Checking if a string is null

Frits van Bommel fvbommel at REMwOVExCAPSs.nl
Wed Jul 25 10:01:57 PDT 2007


Regan Heath wrote:
>>> I'm in the 'distinguishable' camp.  I can see the merit.  At the very 
>>> least it should be consistent!
>>
>> They *are* distinguishable. That's why above code returns different 
>> results for the 'is' comparison...
> 
> True.  I guess what I meant to say was I'm in the '3 distict states' 
> camp (which may be a camp of 1 for all I know).  See my reply to 
> digitalmars.D for a definition of the 3 states.
> 
>> I for one am perfectly fine with "cast(char[]) null" meaning ".length 
>> == 0 && .ptr == null" 
> 
> Same here.
> 
>  > and with comparisons of arrays using == and friends
>> only inspecting the contents (not location) of the data.
> 
> I don't think an empty string (non-null, length == 0) should compare 
> equal to a non-existant string (null, length == 0).  And vice-versa.
> 
> The only thing that should compare equal to null is null.  Likewise an 
> empty array should only compare equal to another empty array.
 >
 > My reasoning for this is consistency, see at end.

Since null arrays have length 0, they *are* empty arrays :P.

> Aside: If the location and length are identical you can short-circuit 
> the compare, returning true and ignoring the content, this could save a 
> bit of time on comparisons of large arrays.

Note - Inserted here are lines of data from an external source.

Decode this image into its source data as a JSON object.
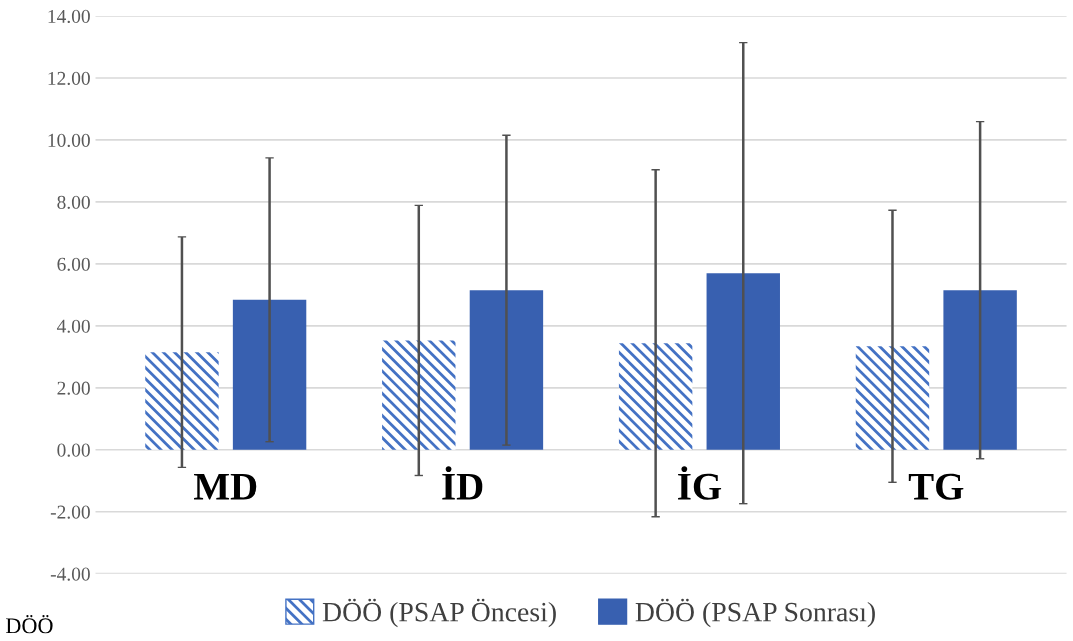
{
  "chart_data": {
    "type": "bar",
    "categories": [
      "MD",
      "İD",
      "İG",
      "TG"
    ],
    "series": [
      {
        "name": "DÖÖ (PSAP Öncesi)",
        "color": "#4472c4",
        "values": [
          3.15,
          3.53,
          3.44,
          3.34
        ],
        "errors": [
          3.72,
          4.36,
          5.6,
          4.39
        ]
      },
      {
        "name": "DÖÖ (PSAP Sonrası)",
        "color": "#3860b0",
        "values": [
          4.84,
          5.15,
          5.7,
          5.15
        ],
        "errors": [
          4.58,
          5.0,
          7.44,
          5.44
        ]
      }
    ],
    "ylim": [
      -4,
      14
    ],
    "yticks": [
      {
        "value": -4,
        "label": "-4.00"
      },
      {
        "value": -2,
        "label": "-2.00"
      },
      {
        "value": 0,
        "label": "0.00"
      },
      {
        "value": 2,
        "label": "2.00"
      },
      {
        "value": 4,
        "label": "4.00"
      },
      {
        "value": 6,
        "label": "6.00"
      },
      {
        "value": 8,
        "label": "8.00"
      },
      {
        "value": 10,
        "label": "10.00"
      },
      {
        "value": 12,
        "label": "12.00"
      },
      {
        "value": 14,
        "label": "14.00"
      }
    ],
    "grid": "y",
    "legend": "bottom",
    "annotations": [
      "DÖÖ"
    ]
  }
}
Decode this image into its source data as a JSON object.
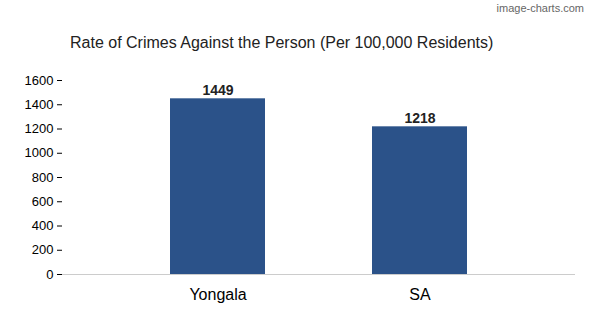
{
  "chart_data": {
    "type": "bar",
    "title": "Rate of Crimes Against the Person (Per 100,000 Residents)",
    "annotation": "image-charts.com",
    "categories": [
      "Yongala",
      "SA"
    ],
    "values": [
      1449,
      1218
    ],
    "color": "#2b5289",
    "ylim": [
      0,
      1600
    ],
    "yticks": [
      0,
      200,
      400,
      600,
      800,
      1000,
      1200,
      1400,
      1600
    ],
    "grid": false,
    "data_labels": true
  }
}
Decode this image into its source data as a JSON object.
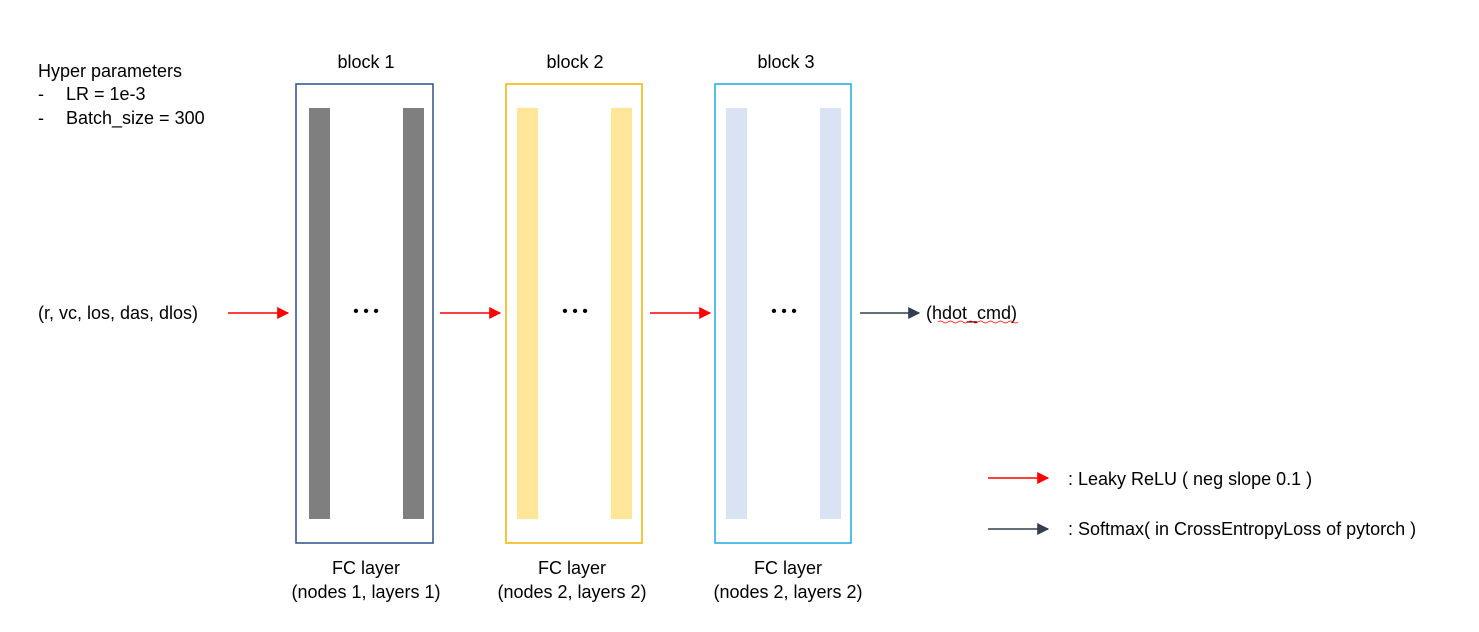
{
  "hyper_parameters": {
    "title": "Hyper parameters",
    "bullet": "-",
    "items": [
      "LR = 1e-3",
      "Batch_size = 300"
    ]
  },
  "input_label": "(r, vc, los, das, dlos)",
  "output_label": "(hdot_cmd)",
  "ellipsis": "• • •",
  "blocks": [
    {
      "title": "block 1",
      "footer_line1": "FC layer",
      "footer_line2": "(nodes 1, layers 1)",
      "border_color": "#2f4f8f",
      "bar_color": "#7f7f7f"
    },
    {
      "title": "block 2",
      "footer_line1": "FC layer",
      "footer_line2": "(nodes 2, layers 2)",
      "border_color": "#f0b400",
      "bar_color": "#ffe699"
    },
    {
      "title": "block 3",
      "footer_line1": "FC layer",
      "footer_line2": "(nodes 2, layers 2)",
      "border_color": "#1fa8e0",
      "bar_color": "#dae3f3"
    }
  ],
  "legend": {
    "items": [
      {
        "label": ": Leaky ReLU ( neg slope 0.1 )",
        "color": "#ff0000"
      },
      {
        "label": ": Softmax( in CrossEntropyLoss of pytorch )",
        "color": "#333f50"
      }
    ]
  },
  "colors": {
    "relu_arrow": "#ff0000",
    "softmax_arrow": "#333f50",
    "underline": "#ff0000"
  }
}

At least with that last paragraph I can agree ;)


Now, about this:

> All that I would like changed is for the compare, in the case of length 
> == 0, to check the data pointers, eg.
> 
>  > int opEquals(T)(T[] u, T[] v) {
>  >     if (u.length != v.length) return false;
>       if (u.length == 0) return (u.ptr == v.ptr);
>  >     for (size_t i = 0; i < u.length; i++) {
>  >         if (u[i] != v[i]) return false;
>  >     }
>  >     return true;
>  > }
> 
> This should mean "" == "" but not "" == null, likewise null == null but 
> not null == "".

Let's look at this code:
---
import std.stdio;

void main()
{
     char[][] strings = ["hello world!", "", null];

     foreach (str; strings) {
         auto str2 = str.dup;
         if (str == str2)
             writefln(`"%s" == "%s" (%s, %s)`, str, str2, str.ptr, 
str2.ptr);
         else
             writefln(`"%s" != "%s" (%s, %s)`, str, str2, str.ptr, 
str2.ptr);
     }
}
---
The output is currently (on my machine):
=====
"hello world!" == "hello world!" (805BE60, F7CFBFE0)
"" == "" (805BE78, 0000)
"" == "" (0000, 0000)
=====
Your change would change the second line (even if it actually allocated 
a new empty string like you probably want instead of returning null). 
How would that be consistent in any way?
(Same goes for other ways to create different-ptr empty strings)

What you might have meant on that extra line might be more like:
---
        if (u.length == 0) return ((u.ptr is null) == (v.ptr is null));
---
which will return true if both .ptr values are null or both are non-null.